I’d just say that the iterative approaches should still remain. You should still ask for one feature at a time. You should still save diligently as you iterate forward. You should still do all the procedural things I’ve mentioned before, and if you get lucky and AI happens to handle your project-type very well, then that’s great.


Broader Thoughts: AI’s Long Run Effect On The Economy

Over the last 10 years, there’s been a discussion in society about AI, and what has unfortunately dominated is the theory that the advent of AI in everyone’s lives will be a detrimental force, a force that’ll lead to mass unemployment. In general, I disagree, because the argument ignores what comes next. The argument basically terminates itself after layoffs, or continues down maximally gloomy avenues of varying levels of doom.

In reality, the basis for replacing people with AI is to save money, but said money doesn’t disappear. The money is reinvest-able elsewhere. Thus, the economy “after AI”, is where those savings get invested, and the R&D/CapEx of said investment is where the new jobs will exist. The fear of AI shouldn’t entail fears of being replaced by robots, it should IMO just be a matter of re-training and affordability thereof. Arguably via the improvement of LLMs, rigorous retraining itself won’t even be necessary.
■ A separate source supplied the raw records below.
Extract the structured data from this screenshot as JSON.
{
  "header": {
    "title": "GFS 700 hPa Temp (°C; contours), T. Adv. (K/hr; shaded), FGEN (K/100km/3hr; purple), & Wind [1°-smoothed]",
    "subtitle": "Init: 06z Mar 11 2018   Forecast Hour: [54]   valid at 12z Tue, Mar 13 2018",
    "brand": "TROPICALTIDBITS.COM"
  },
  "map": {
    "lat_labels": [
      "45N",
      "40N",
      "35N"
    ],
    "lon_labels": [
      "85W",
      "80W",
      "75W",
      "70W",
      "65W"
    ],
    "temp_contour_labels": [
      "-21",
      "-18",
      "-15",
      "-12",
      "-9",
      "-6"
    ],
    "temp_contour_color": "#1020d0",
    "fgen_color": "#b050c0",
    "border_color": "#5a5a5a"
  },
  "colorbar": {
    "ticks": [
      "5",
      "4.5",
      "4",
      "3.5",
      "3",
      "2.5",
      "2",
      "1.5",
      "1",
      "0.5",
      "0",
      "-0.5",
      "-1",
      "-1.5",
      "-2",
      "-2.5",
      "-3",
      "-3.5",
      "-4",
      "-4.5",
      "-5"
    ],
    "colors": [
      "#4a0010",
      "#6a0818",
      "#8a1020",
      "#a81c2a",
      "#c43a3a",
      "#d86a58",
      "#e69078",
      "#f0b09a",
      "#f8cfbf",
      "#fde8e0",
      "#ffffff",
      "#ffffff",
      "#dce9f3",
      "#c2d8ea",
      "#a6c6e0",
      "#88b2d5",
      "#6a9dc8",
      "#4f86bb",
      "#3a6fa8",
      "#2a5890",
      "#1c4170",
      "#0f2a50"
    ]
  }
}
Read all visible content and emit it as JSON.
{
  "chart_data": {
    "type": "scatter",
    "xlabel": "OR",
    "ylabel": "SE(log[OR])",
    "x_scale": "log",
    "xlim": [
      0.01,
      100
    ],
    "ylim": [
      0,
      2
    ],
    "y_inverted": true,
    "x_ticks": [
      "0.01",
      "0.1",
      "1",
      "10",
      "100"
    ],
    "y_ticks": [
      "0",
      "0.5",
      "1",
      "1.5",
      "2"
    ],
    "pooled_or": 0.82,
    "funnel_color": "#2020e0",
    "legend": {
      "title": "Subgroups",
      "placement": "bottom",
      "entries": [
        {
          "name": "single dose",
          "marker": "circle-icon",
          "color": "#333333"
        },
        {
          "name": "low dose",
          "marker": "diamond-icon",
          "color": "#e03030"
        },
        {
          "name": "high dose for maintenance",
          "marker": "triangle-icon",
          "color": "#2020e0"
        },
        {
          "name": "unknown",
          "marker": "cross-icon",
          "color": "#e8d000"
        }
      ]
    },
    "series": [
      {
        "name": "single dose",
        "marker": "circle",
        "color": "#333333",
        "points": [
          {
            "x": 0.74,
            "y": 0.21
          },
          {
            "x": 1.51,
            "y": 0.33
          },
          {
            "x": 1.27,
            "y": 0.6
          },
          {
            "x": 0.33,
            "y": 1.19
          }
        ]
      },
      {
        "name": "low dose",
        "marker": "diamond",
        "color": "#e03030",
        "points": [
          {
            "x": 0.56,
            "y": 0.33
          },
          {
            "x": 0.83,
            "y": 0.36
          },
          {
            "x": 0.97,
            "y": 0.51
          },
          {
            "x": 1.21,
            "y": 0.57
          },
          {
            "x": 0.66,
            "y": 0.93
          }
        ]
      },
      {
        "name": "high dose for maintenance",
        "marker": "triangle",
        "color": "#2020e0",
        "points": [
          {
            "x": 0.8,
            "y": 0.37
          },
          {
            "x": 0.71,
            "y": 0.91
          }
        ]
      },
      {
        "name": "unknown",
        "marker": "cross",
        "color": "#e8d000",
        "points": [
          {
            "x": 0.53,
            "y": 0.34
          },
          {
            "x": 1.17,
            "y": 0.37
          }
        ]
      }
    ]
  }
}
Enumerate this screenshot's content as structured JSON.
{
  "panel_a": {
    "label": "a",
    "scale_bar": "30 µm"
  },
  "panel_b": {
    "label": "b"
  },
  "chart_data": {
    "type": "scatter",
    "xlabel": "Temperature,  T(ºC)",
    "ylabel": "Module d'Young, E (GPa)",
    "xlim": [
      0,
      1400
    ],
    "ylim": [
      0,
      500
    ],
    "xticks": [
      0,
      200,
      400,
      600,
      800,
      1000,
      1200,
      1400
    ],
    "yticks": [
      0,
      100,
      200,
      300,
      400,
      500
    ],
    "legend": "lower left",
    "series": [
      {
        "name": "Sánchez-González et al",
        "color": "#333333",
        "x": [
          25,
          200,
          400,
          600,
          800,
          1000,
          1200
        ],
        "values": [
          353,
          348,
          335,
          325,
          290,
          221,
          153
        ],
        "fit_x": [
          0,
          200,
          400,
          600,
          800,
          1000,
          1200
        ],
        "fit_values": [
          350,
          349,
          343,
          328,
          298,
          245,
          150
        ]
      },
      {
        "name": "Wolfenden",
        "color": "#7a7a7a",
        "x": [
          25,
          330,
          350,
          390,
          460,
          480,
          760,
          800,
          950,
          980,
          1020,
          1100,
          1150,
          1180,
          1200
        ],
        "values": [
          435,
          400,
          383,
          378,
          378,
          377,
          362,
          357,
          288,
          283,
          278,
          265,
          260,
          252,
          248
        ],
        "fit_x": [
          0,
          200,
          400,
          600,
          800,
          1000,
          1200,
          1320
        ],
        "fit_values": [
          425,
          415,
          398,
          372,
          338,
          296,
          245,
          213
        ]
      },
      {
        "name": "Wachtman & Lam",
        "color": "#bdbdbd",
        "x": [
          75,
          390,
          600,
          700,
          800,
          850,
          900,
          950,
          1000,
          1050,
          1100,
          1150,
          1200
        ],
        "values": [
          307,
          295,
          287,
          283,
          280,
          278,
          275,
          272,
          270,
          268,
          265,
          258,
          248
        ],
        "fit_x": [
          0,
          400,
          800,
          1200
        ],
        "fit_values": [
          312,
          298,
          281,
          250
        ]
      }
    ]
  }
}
An Underrated Lifehack for Morale

If you’re on this blog at all, by the time you’re at this article, you’ve probably done your fair share of prompting for a myriad of projects of all developmental stages. Today, I want to share a very basic lifehack to enhance (and counter) the slog.

The hack? Prompt nicely.

Dryly prompting like you’re talking to a computer might be tempting and might sound like the most efficient way of doing things, but frankly, getting 50, 100, or hundreds of prompts deep can often become frustrating.

So, what helps me is to start every thread with, “Hi [ChatGPT/other], hope you’re doing super well today. I was hoping to work on [XYZ], and was hoping you could help with… [continue prompt as needed]”.

It’s a super easy thing to do, and it only takes seconds. AI bots are easy to lead into certain tones, so setting the tone to the highest degree of friendliness possible is an easy way to make sure morale is maximally high, even when things get tedious. Think of it like a bright and sunny day versus a dismal foggy day, or having a room with a window versus without. Little environmental details can make huge differences in overall productivity and morale throughout any project. Hope this helps!